Что-то мелькнуло в руке стоявшего неподалеку Каргуса; беззвучно пролетел широкий галицийский нож, глубоко вонзившийся в горло Трюэна — так глубоко, что острие выступило у того под затылком. Меч со звоном упал на каменные плиты. Глаза Трюэна закатились и побелели, ноги разъехались в стороны — он упал в судорогах набок, дернулся, перевернулся на спину и затих.
«Удалите труп!» — приказал страже сенешаль. Обратившись к собравшимся, он сказал: «Уважаемые представители лучших семей Тройсинета! Я подтверждаю под присягой, что принц Эйлас — законный и полноправный наследник трона. Кто смеет возразить или усомниться в моем решении? Пусть выступит вперед и предъявит обвинения!»
Сэр Эсте подождал минуту в гробовом молчании.
«Продолжайте церемонию!»
Спустившись с дворцовой рампы Миральдры еще до рассвета, Эйлас и Шимрод выехали на восток по прибрежной дороге. К вечеру они поднялись на перевал Лешего и придержали лошадей, чтобы насладиться открывшимся видом. Сеальд простирался до горизонта многоцветными полосами — дымчатыми черновато-зелеными, серовато-желтыми и сумеречно-желтыми, дымчатыми сиренево-голубыми.
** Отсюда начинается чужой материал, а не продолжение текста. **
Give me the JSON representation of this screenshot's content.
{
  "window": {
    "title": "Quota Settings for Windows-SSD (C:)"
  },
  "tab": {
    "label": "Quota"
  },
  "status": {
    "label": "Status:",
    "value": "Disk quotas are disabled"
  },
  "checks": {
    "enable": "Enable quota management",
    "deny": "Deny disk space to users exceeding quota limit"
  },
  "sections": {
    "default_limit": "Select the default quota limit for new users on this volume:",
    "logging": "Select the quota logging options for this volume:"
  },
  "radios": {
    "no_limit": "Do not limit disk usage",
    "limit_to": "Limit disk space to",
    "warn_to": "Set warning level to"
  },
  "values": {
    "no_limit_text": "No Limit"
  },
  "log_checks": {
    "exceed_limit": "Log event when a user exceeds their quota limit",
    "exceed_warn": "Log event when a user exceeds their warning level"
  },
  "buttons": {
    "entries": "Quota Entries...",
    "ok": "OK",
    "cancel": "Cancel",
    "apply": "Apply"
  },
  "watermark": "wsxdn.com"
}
Эйлас указал на далекий отблеск спокойной воды: «Там Джанглин — пруд у Родниковой Сени! Сотни раз я беседовал там с отцом; его всегда больше радовало возвращение домой, нежели отъезд. Сомневаюсь, что ему удобно было сидеть на троне».
«А вам удобно на троне?»
Эйлас задумался и через некоторое время ответил: «Я был узником, рабом и беглецом. Теперь я — король, что несколько удобнее. И все же, если бы у меня был выбор, я предпочел бы другую жизнь».